Esprit… Esprit… M’entends-tu ?

Inutile de tergiverser. Dreyer touche avec Ordet ce que nul n’atteindra d’une telle intensité : une jonction entre le monde et l’au-delà. Le plus fascinant, c’est qu’il aura fait cela après Vampyr, qui semblait être déjà le plus grand film de la lignée de Méliès et Griffith : c’est-à-dire un film qui ouvre au rêve, mais qui garde ses deux pompes sur terre.

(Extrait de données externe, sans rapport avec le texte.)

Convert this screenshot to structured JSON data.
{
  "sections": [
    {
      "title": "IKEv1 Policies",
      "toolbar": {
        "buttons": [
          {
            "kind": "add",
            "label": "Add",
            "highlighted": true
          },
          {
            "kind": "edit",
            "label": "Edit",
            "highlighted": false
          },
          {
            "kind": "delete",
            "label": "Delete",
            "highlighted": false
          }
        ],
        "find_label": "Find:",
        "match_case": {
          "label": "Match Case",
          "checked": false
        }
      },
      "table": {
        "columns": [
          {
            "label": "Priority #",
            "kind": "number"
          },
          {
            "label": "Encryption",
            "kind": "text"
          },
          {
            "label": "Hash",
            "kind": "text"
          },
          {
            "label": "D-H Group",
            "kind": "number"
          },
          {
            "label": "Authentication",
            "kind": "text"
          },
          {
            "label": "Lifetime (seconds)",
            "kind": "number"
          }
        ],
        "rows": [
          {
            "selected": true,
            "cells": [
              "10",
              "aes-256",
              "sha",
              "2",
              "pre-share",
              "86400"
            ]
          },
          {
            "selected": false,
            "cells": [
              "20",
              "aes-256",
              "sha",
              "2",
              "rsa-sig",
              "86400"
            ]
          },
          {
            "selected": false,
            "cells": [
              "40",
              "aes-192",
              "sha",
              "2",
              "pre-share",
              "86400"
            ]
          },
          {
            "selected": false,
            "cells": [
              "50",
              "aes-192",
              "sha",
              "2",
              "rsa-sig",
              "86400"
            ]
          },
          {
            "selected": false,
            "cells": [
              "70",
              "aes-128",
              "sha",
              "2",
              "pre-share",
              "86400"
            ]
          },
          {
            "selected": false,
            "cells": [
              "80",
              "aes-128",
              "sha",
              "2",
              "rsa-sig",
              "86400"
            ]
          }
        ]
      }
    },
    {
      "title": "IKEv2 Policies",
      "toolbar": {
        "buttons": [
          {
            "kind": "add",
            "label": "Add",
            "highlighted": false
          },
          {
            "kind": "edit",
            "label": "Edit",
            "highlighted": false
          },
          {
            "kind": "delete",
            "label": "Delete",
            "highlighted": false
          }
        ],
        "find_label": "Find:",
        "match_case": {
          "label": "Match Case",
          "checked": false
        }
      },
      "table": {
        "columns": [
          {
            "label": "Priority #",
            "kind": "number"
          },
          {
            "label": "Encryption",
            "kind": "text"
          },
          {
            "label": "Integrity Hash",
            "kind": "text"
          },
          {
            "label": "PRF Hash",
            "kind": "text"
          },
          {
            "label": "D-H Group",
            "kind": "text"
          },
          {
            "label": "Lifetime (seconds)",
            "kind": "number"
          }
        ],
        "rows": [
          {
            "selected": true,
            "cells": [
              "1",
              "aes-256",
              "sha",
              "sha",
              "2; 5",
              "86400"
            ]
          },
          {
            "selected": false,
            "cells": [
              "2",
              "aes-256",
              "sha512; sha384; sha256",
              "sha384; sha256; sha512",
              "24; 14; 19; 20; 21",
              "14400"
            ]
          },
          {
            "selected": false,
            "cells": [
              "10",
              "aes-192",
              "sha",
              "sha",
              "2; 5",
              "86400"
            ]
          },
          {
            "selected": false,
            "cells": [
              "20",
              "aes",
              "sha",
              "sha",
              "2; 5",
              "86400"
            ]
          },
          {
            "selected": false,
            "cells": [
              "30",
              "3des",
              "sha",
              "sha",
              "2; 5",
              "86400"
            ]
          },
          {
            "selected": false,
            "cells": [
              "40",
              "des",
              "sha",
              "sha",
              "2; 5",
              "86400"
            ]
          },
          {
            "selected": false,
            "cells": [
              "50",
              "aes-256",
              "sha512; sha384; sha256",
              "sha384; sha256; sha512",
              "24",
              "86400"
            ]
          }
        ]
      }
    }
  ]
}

Parce que Dreyer est un cinéaste primitif. Un styliste — en fait le plus grand styliste du cinéma, avec Hitchcock et Welles. Juste derrière, à ses trousses, c’est Bergman qui perd légèrement la course, car étant davantage un plasticien qu’un mathématicien-sculpteur. Mes paroles ne sont pas lancées n’importe comment, comme des mots qui s’alignent sans sens. Hitchcock, Welles et Dreyer sont les cinéastes les plus influents, avec Antonioni et Godard, qu’on ait pu voir dans l’histoire du cinématographe, car derrière chaque film ascétique — qu’on appelle par mépris abject film de « théâtre filmé » — se cache en fait Carl Theodor Dreyer lui-même.

Dreyer, comme Lang, monte par logique : le plan parle pour lui-même, il lui donne alors la bonne durée nécessaire, la bonne rythmique idéale au film. Dès lors que l’on voit un film aussi merveilleusement dépouillé, mais spectaculaire, fantaisiste, dans le sens primal du conte populaire, le style et le maniérisme s’affrontent.

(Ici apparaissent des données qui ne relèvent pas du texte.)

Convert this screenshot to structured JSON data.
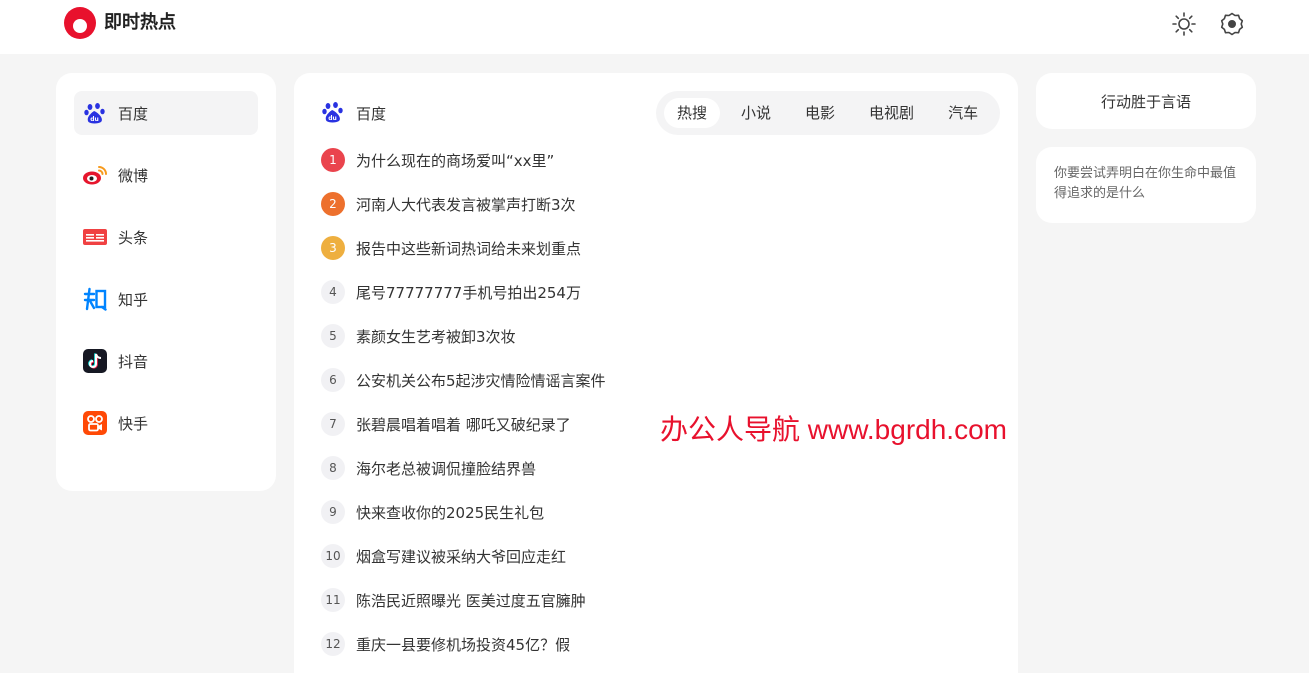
{
  "header": {
    "app_title": "即时热点",
    "logo_icon": "record-logo-icon",
    "theme_icon": "sun-icon",
    "settings_icon": "gear-icon",
    "accent": "#e8112d"
  },
  "sidebar": {
    "items": [
      {
        "label": "百度",
        "icon": "baidu-paw-icon",
        "active": true
      },
      {
        "label": "微博",
        "icon": "weibo-icon",
        "active": false
      },
      {
        "label": "头条",
        "icon": "toutiao-icon",
        "active": false
      },
      {
        "label": "知乎",
        "icon": "zhihu-icon",
        "active": false
      },
      {
        "label": "抖音",
        "icon": "douyin-icon",
        "active": false
      },
      {
        "label": "快手",
        "icon": "kuaishou-icon",
        "active": false
      }
    ]
  },
  "main": {
    "source_title": "百度",
    "source_icon": "baidu-paw-icon",
    "tabs": [
      {
        "label": "热搜",
        "active": true
      },
      {
        "label": "小说",
        "active": false
      },
      {
        "label": "电影",
        "active": false
      },
      {
        "label": "电视剧",
        "active": false
      },
      {
        "label": "汽车",
        "active": false
      }
    ],
    "items": [
      {
        "rank": "1",
        "title": "为什么现在的商场爱叫“xx里”"
      },
      {
        "rank": "2",
        "title": "河南人大代表发言被掌声打断3次"
      },
      {
        "rank": "3",
        "title": "报告中这些新词热词给未来划重点"
      },
      {
        "rank": "4",
        "title": "尾号77777777手机号拍出254万"
      },
      {
        "rank": "5",
        "title": "素颜女生艺考被卸3次妆"
      },
      {
        "rank": "6",
        "title": "公安机关公布5起涉灾情险情谣言案件"
      },
      {
        "rank": "7",
        "title": "张碧晨唱着唱着 哪吒又破纪录了"
      },
      {
        "rank": "8",
        "title": "海尔老总被调侃撞脸结界兽"
      },
      {
        "rank": "9",
        "title": "快来查收你的2025民生礼包"
      },
      {
        "rank": "10",
        "title": "烟盒写建议被采纳大爷回应走红"
      },
      {
        "rank": "11",
        "title": "陈浩民近照曝光 医美过度五官臃肿"
      },
      {
        "rank": "12",
        "title": "重庆一县要修机场投资45亿？假"
      }
    ]
  },
  "right": {
    "quote_title": "行动胜于言语",
    "quote_body": "你要尝试弄明白在你生命中最值得追求的是什么"
  },
  "watermark": "办公人导航 www.bgrdh.com"
}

Le style se voit, oui… mais, humblement, il se marie au film dans une forme de fluidité, uni par les liens sacrés du montage. Le but du style est de réveiller l’émotion du spectateur par un langage, une méthode. Le plan-séquence en est une ; les jeux de lumières en sont une autre, qui, chez Dreyer, transcendent Ordet, en plans moyens.

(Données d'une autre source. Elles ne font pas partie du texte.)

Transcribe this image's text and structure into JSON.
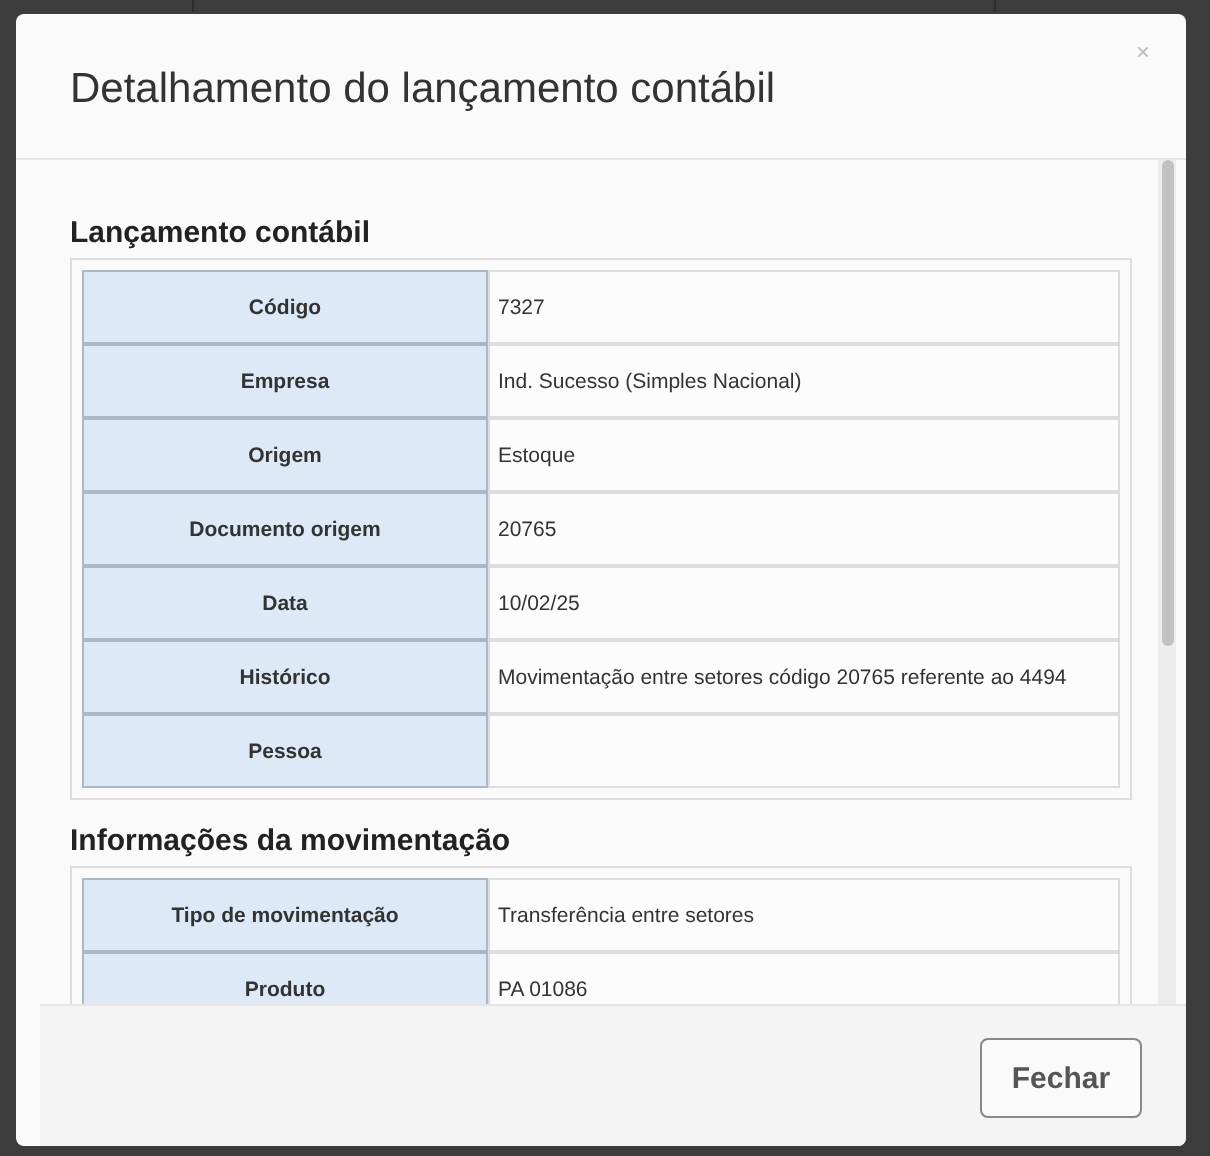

À l’inverse, le maniérisme recouvre les films d’un vernis décoratif : il ne porte pas l’émotion, il flatte le besoin qu’a l’œil d’aligner ce qu’il juge harmonieux — de belles courbes, de beaux cylindres…

En peinture, le naturalisme de Courbet fait ressentir le monde de façon très concrète — le labeur des femmes du village, la pesanteur des corps — en restant très attaché au modèle pour transcender ce réel vers une forme de romantisme. Ordet n’a rien de « naturaliste ». Pour comprendre Dreyer, il ne faut pas regarder Courbet mais Vermeer : le baroque Johannes Vermeer, de L’Allégorie de la Foi ; les portraits de visages de Birgitte Federspiel (Inger) comme La Jeune Fille à la perle ; les corps posés, tremblants dans le cadre d’Emil Hass Christensen (Morten), ou figés dans l’acte de la parole de Preben Lerdoff Rye (Johannes), liés intimement à La Lettre d’amour ou à La Dame au collier de perles ; des fenêtres et des ombres qui complètent les pièces — la maison des Borgen, le funérarium — comme elles ont complété La Laitière ou Les Leçons de piano.

Ordet, de Carl Theodor Dreyer (1955)

Les objets sont disposés devant la lentille. Il est hors de question de parler alors de simple ensemblier, de décorateur d’intérieur ou d’accessoiriste. Un objet, comme une personne, est une chose qui appartient au monde, qui est vue ou entendue par une personne, avec sa perception, sa psychologie. Dreyer, personne impartiale, est incapable de faire la différence dans les âmes des choses : il les lie en un seul et même plan. L’horloge qui fait tic-tac n’est pas là seulement parce que c’est matériellement logique : elle est là aussi parce qu’elle représente un état d’esprit, authentique, émotionnel, invisible. C’est comme la voiture du docteur, et la clarté de ses phares par la fenêtre, les couinements des truies qui rugissent en plein moment de silence.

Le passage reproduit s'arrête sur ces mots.